Das Argument mit der Verbindung von Fracking Boom und (relativ) starkem $ ist von letzter Woche. Inzwischen ist der Oelpreis auf unter $ 60 / Barrel gefallen mit Tendenz auf $ 40.


www.zerohedge.com/news/2014-12-14/crude-crash-set-continue-after-arab-emirates-hint-40-oil-coming-next

Auch die amerikanischen, generell kapitalintensiven Oelbohrer und deren Finanziere, die angesichts der verantwortungslosen Schulden- und Nullzinsenpolitik aller Zentralbanken mit Rueckendeckung der Politikos auf der verzweifelten Suche nach einem Haeppchen Rendite alle Risikoerwaegungen ausser acht gelassen haben, werden jetzt geschoren.
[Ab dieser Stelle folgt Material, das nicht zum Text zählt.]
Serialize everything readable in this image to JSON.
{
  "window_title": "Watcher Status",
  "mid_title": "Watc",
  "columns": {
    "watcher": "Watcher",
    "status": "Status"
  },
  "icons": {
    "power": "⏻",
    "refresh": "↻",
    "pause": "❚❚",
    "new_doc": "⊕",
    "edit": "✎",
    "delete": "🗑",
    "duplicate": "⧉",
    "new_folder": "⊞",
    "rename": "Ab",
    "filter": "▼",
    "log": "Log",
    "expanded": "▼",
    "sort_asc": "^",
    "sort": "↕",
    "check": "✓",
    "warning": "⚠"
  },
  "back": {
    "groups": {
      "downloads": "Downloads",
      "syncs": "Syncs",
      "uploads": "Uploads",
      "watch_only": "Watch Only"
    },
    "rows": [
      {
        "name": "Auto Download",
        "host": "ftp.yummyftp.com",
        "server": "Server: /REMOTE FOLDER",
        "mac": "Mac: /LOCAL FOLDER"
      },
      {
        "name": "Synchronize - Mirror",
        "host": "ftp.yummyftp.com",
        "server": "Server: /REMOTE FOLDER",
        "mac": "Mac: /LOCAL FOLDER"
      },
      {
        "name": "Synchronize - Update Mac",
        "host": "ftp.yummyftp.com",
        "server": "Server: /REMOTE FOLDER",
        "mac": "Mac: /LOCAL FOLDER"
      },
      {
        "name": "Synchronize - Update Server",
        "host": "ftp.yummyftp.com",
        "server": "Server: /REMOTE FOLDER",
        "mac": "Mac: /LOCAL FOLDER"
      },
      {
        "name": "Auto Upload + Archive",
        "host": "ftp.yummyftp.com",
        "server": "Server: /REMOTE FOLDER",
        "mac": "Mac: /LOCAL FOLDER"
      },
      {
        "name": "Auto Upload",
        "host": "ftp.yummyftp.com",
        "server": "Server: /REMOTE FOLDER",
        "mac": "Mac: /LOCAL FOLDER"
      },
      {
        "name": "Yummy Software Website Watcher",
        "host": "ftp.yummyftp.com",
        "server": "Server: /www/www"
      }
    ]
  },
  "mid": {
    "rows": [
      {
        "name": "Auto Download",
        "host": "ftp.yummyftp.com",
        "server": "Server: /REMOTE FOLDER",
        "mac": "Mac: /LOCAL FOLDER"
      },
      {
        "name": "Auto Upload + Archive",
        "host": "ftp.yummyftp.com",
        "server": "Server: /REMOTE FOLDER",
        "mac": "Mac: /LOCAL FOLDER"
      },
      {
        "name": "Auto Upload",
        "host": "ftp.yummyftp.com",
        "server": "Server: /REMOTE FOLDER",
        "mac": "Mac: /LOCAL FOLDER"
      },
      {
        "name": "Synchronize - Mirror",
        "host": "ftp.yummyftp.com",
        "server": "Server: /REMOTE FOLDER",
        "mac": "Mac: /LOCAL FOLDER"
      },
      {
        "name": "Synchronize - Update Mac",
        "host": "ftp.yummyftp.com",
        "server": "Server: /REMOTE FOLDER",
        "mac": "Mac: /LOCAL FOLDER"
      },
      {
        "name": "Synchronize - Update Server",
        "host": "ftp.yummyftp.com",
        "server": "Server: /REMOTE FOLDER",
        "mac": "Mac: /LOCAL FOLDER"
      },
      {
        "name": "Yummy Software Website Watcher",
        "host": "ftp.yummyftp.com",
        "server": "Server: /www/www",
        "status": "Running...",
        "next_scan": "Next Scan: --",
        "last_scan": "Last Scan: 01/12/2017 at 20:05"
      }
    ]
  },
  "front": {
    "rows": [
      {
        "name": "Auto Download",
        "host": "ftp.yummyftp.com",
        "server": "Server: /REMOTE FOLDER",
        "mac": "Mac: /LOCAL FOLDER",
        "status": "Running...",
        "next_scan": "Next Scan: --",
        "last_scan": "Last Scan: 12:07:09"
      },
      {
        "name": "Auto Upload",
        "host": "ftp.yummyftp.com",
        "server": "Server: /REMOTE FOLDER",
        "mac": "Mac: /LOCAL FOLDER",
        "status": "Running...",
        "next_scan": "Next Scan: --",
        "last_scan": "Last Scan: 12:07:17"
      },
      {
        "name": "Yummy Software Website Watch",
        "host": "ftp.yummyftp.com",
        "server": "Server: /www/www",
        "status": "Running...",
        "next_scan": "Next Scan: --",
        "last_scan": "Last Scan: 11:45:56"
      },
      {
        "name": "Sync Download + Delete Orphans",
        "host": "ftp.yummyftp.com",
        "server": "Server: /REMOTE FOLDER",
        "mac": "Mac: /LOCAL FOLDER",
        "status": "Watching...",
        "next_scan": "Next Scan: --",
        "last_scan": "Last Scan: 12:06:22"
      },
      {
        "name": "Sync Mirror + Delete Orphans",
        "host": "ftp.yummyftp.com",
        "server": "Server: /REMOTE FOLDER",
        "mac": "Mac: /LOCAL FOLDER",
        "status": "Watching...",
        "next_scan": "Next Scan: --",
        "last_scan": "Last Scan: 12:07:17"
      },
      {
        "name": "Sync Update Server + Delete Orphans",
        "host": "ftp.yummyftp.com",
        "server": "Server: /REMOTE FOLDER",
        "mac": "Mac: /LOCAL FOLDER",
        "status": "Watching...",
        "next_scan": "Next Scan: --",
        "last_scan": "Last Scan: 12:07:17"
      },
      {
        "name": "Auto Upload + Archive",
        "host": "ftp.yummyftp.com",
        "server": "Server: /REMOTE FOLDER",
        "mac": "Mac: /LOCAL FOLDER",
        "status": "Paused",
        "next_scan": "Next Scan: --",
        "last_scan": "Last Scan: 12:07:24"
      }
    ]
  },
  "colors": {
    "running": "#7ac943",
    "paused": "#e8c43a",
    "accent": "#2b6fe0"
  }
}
Eine Nullzinzenpolitik fuehrt zwangslaeufig zur Misallokation von Kapital und heftigen Boom und Bust Zyklen. Who would have known?

Nach den zwangslauefigen Firmenzusammenbruechen, werden einige RessourcenAssets fur Pennies auf den Dollar zu haben sein. Fuer diejenigenen, die dann noch Geld haben, und jung genug sind, um die naechste Blase erwarten zu koennen.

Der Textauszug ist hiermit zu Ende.